Zaharevitz, who has now recovered from her gambling addiction, counsels other gambling addicts. Now divorced, she also works on trying to rebuild the broken relationships with her children.
"Women are by far the fastest at-risk group of problem gamblers, and it's eye-opening to me to see it's you, it's me, it's your neighbor," said Barbara Proto of the Connecticut State Lottery.
There are even gambling Web sites now that cater to women, but women don't have to go online to gamble -- they can gamble at work. This weekend's Final Four NCAA championships highlights the appetite for gambling in this country. The office pool is a spring ritual. But it's also one way a woman can get hooked on gambling.
"Office pools are a great way of entry into gambling for women," said Keith Whyte, executive director of the National Council of Problem Gambling. "So perhaps the woman at the office who enters the pool has no knowledge of gambling whatsoever winds up winning the pool and a couple of hundred dollars. That could be the start of some very unrealistic expectations about gambling."

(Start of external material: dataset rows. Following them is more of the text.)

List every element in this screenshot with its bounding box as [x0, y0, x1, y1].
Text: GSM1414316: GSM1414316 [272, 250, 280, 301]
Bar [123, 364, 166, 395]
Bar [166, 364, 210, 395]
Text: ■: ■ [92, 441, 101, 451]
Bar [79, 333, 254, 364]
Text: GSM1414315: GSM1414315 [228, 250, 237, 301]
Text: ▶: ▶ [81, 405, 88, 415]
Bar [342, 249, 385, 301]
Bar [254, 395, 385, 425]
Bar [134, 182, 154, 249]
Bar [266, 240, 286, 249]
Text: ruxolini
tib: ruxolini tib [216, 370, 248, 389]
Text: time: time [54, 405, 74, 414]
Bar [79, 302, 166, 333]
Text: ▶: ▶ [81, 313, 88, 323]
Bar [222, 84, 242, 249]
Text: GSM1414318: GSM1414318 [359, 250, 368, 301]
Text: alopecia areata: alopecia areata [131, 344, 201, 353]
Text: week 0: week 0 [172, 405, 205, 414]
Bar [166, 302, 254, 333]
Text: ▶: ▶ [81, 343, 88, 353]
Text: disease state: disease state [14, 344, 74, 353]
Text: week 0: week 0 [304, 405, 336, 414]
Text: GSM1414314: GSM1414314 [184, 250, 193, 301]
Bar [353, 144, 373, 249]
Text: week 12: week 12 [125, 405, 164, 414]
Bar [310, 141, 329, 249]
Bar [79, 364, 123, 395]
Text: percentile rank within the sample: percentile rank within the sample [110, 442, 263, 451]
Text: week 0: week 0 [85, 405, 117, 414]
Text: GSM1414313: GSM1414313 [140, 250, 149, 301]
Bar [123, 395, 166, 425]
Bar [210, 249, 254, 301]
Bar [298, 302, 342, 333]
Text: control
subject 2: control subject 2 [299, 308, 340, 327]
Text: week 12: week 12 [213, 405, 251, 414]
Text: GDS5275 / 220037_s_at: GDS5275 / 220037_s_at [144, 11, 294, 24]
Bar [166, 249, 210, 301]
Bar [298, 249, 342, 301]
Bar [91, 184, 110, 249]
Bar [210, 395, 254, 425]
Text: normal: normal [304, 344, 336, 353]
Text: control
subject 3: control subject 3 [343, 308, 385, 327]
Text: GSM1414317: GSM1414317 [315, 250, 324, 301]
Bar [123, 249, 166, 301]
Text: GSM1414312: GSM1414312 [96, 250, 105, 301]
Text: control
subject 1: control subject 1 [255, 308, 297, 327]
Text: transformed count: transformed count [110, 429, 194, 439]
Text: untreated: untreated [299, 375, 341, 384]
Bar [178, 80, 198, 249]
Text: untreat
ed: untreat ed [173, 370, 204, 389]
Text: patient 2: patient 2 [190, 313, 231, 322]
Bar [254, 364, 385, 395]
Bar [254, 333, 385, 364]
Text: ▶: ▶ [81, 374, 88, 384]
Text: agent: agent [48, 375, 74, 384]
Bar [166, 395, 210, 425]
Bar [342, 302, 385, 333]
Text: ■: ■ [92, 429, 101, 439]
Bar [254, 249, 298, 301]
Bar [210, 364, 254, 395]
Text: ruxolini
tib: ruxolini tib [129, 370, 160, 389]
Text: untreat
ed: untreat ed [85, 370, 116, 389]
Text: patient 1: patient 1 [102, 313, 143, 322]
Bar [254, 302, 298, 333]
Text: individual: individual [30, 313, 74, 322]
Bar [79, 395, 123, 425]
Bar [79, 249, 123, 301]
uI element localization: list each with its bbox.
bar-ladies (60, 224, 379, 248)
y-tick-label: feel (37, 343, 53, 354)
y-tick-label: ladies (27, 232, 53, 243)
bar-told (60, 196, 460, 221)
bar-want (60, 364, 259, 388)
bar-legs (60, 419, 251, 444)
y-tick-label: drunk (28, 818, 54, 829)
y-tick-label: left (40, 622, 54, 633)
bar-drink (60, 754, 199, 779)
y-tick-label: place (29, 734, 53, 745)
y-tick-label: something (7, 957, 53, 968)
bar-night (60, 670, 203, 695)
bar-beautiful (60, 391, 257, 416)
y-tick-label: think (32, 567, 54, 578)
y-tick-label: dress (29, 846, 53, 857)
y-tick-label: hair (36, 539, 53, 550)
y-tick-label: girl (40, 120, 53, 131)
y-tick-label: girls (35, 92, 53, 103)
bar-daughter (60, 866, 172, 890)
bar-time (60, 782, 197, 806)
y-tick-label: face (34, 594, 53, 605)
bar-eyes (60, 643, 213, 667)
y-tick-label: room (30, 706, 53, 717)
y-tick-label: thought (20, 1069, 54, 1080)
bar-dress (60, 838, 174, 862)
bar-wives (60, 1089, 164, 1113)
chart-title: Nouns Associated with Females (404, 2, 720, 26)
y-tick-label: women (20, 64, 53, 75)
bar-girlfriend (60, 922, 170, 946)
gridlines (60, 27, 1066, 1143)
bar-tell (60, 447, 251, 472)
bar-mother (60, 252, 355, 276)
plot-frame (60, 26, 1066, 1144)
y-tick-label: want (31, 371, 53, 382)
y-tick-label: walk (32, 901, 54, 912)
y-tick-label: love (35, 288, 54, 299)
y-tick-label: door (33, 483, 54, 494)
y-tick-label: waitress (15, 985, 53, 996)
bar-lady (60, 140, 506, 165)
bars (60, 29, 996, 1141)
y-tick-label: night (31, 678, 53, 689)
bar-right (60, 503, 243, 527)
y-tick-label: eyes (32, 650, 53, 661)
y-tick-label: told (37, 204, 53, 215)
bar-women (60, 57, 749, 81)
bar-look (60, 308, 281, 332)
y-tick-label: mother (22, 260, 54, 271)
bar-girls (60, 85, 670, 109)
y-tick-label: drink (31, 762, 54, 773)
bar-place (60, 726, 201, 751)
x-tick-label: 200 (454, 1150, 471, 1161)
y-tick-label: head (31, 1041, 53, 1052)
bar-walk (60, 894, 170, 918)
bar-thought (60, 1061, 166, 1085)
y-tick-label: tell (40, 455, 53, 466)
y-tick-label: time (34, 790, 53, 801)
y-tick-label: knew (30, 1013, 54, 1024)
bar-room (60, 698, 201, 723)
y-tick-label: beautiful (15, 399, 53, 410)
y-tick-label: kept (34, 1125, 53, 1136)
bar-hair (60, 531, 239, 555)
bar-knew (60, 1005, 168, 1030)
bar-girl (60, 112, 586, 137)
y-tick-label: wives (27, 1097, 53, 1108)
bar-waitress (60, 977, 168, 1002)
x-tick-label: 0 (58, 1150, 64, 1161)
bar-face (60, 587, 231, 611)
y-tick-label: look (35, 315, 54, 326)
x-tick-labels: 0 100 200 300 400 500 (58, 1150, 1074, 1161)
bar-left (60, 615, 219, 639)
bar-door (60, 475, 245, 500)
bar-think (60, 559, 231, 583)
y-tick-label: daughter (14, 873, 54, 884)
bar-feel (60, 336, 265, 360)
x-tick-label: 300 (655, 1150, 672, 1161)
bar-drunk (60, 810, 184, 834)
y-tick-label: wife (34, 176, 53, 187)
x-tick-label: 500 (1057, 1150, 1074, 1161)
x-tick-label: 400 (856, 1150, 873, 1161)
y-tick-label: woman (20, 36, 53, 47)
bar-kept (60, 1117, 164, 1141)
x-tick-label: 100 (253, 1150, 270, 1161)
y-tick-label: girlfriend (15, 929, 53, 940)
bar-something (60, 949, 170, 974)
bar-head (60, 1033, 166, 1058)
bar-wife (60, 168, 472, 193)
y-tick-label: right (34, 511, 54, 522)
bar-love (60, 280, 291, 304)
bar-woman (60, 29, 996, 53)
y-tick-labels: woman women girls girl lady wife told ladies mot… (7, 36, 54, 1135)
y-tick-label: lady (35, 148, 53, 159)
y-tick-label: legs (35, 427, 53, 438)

Zaharevitz still remembers how great her $27,000 win felt.
"All these lights went off and they counted all this money out and I saw all of it going through this machine," she said. "I never, never would have thought I could have won this kind of money."
But she can also vividly recall the dark throes of addiction.
"All of the sudden you're in this dark hole and you don't know how to get out it," she said. "You don't know where to turn."